Candra menghentikan sepeda motornya. Netra laki-laki itu mengedarkan pandangan ke penjuru parkiran. Hanya baru ada beberapa motor dan sepeda yang berjejer di sana. Parkiran masih sepi karena masih terlalu pagi. Mata elangnya menyipit tatkala dari kejauhan melihat Alena yang berjalan sendirian. Candra pikir, ada yang gadis itu sembunyikan selama ini. Dan ada perubahan yang belum Candra ketahui alasannya. Dan seharusnya dia tidak peduli, kan?
“Alena!” panggilnya, sambil berjalan menghampiri cewek itu. Alena tersenyum, dan Candra dengan senang hati membalasnya.
“Kok jalan kaki? Lo berangkat naik apa?” tanya Candra.
“Naik angkot,” jawabnya sambil tersenyum. Tidak malu untuk mengakuinya jika tadi dia berangkat dengan angkot.

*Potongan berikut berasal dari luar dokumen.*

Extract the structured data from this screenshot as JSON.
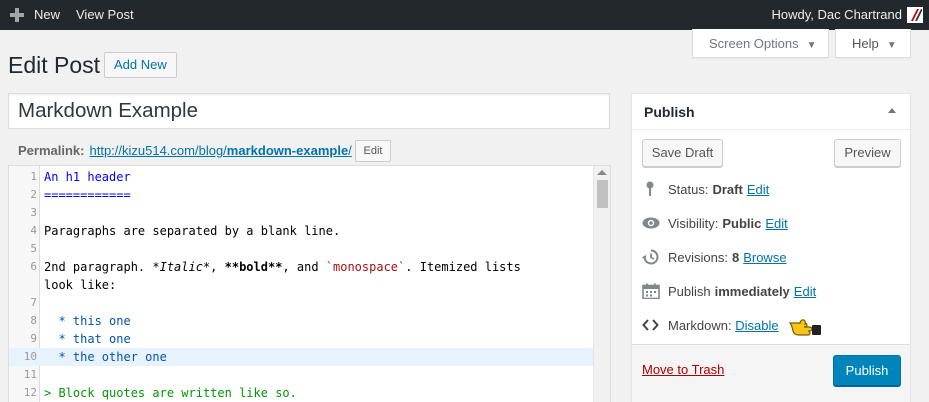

“Motor bebek lo mana?” seingat Candra, dulu saat mereka belum putus, Alena selalu berangkat dengan motor bebek kesayangan gadis itu.
“Udah dijual.”
“Kok bisa? Bukannya itu motor kesayangan lo?” tanya Candra mengernyit bingung. Lantas matanya kembali menyipit saat tak sengaja melihat pergelangan tangan cewek itu merah lebam bahkan sudah berwarna keunguan.
“Terus ini kenapa, Alena?” tanya Candra sedikit berlebihan, memegang pergelangan gadis itu. Entahlah, melihat Alena yang sedikit berubah, Candra pikir gadis itu sedang tidak baik-baik saja.
Alena langsung melepaskan tangannya dari Candra dan menyembunyikannya dalam saku pada jaket pinknya.
“Enggak apa, tadi cuma kesenggol panci penggorengan yang masih panas aja waktu masak.” Lagi, Candra kembali dilanda kebingungan. Oke, mungkin memang benar jika Alena sedang tidak dalam keadaan baik-baik saja. Sebab yang Candra tahu, Alena tidak pernah mau memasak, karena cewek itu sendiri yang bilang kalau Alena tidak pandai memasak. Dan Alena tidak berani menyalakan kompor karena takut meledak.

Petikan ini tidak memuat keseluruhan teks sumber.